Tout débute en 1995 au Japon. Shigetaka Kurita, ingénieur chez Docomo, crée des symboles destinés à simplifier la messagerie limitée à 250 caractères. Ces créations, combinant images et lettres, portent le nom d'"emoji" en japonais. C'est ainsi qu'a vu le jour un nouveau langage visuel.
Les origines des emojis culinaires
"L'abondance de pictogrammes japonais résulte des besoins culturels", souligne Lucie Ronfaut, journaliste tech. Les emojis food se sont multipliés, représentant une variété de plats allant des sushis aux bentos. Avec la mondialisation, des géants comme Google et Apple ont adopté ce langage, créant ainsi une liste d'emojis qui symbolisent les spécialités culinaires mondiales : tacos, croissants, burgers... chaque pays a son emoji gastronomique.
Depuis près de 25 ans, ces entreprises se réunissent chaque année au sein du Consortium Unicode pour décider des nouveaux emojis. Chacune des propositions est examinée minutieusement, et leur standardisation est votée. L'objectif est d'éviter toute confusion quant à l'interprétation d'un emoji, ce qui rend parfois le processus délicat.
Entre créations et controverses
Chaque introduction d'un nouvel emoji peut engendrer des débats. Parfois, des détails apparemment anodins sont scrutés par les internautes. Par exemple, en 2018, la graphiste Jennifer Daniel de Google annonce la suppression de l'œuf dans l'emoji salade pour le rendre plus inclusif et végan. Cette décision, bien qu'appréciée, a relancé le débat sur la diversité.

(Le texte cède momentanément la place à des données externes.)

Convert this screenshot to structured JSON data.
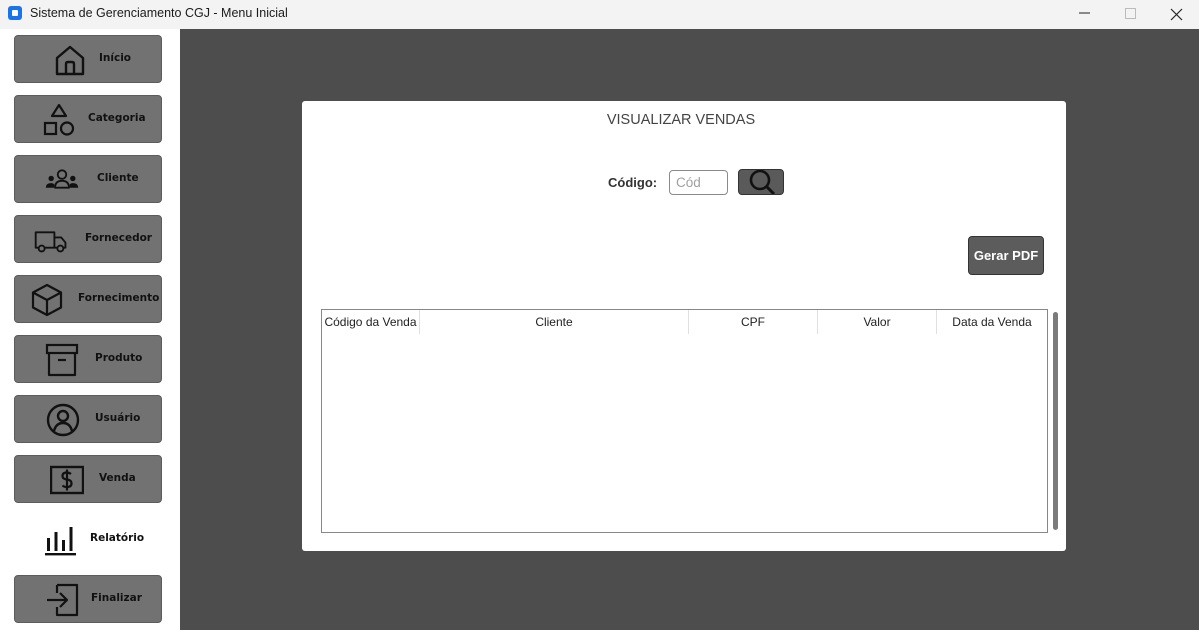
{
  "window": {
    "title": "Sistema de Gerenciamento CGJ - Menu Inicial",
    "controls": [
      "minimize",
      "maximize",
      "close"
    ]
  },
  "sidebar": {
    "items": [
      {
        "label": "Início",
        "icon": "home-icon"
      },
      {
        "label": "Categoria",
        "icon": "shapes-icon"
      },
      {
        "label": "Cliente",
        "icon": "users-icon"
      },
      {
        "label": "Fornecedor",
        "icon": "truck-icon"
      },
      {
        "label": "Fornecimento",
        "icon": "box-icon"
      },
      {
        "label": "Produto",
        "icon": "archive-icon"
      },
      {
        "label": "Usuário",
        "icon": "user-circle-icon"
      },
      {
        "label": "Venda",
        "icon": "dollar-icon"
      },
      {
        "label": "Relatório",
        "icon": "bar-chart-icon",
        "active": true
      },
      {
        "label": "Finalizar",
        "icon": "logout-icon"
      }
    ]
  },
  "panel": {
    "title": "VISUALIZAR VENDAS",
    "code_label": "Código:",
    "code_placeholder": "Cód",
    "code_value": "",
    "search_icon": "search-icon",
    "pdf_button": "Gerar PDF",
    "table": {
      "columns": [
        "Código da Venda",
        "Cliente",
        "CPF",
        "Valor",
        "Data da Venda"
      ],
      "rows": []
    }
  },
  "colors": {
    "main_bg": "#4d4d4d",
    "button_bg": "#727272",
    "panel_bg": "#ffffff"
  }
}
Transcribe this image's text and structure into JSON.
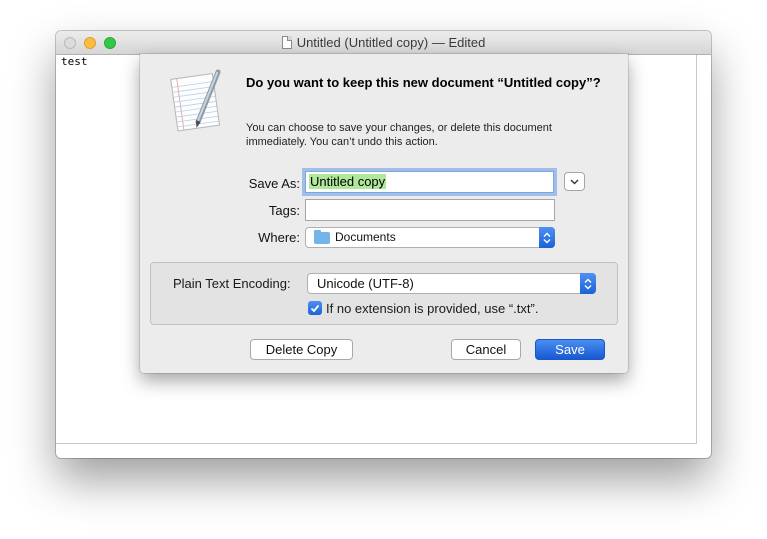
{
  "window": {
    "title": "Untitled (Untitled copy)",
    "title_separator": "—",
    "title_status": "Edited",
    "document_text": "test"
  },
  "sheet": {
    "heading": "Do you want to keep this new document “Untitled copy”?",
    "message": "You can choose to save your changes, or delete this document immediately. You can’t undo this action.",
    "save_as": {
      "label": "Save As:",
      "value": "Untitled copy"
    },
    "tags": {
      "label": "Tags:",
      "value": ""
    },
    "where": {
      "label": "Where:",
      "value": "Documents",
      "icon": "folder-icon"
    },
    "encoding": {
      "label": "Plain Text Encoding:",
      "value": "Unicode (UTF-8)"
    },
    "extension_checkbox": {
      "label": "If no extension is provided, use “.txt”.",
      "checked": true
    },
    "buttons": {
      "delete": "Delete Copy",
      "cancel": "Cancel",
      "save": "Save"
    }
  },
  "colors": {
    "accent": "#1a63d8",
    "selection": "#b0e89b",
    "traffic_close": "#dcdcdc",
    "traffic_minimize": "#fdbc40",
    "traffic_zoom": "#34c84a"
  }
}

Des précédents comme celui du burger de Google, où le fromage était positionné sous la viande, ont également suscité l'ire des gourmets. La rapidité avec laquelle ce pictogramme a été modifié témoigne de l'importance donnée par ces entreprises à la représentation correcte des plats. Les controverses continuent d'évoluer, avec des demandes telles que celle du camembert breton, qui espère obtenir son propre emoji, soutenue par une pétition récemment lancée.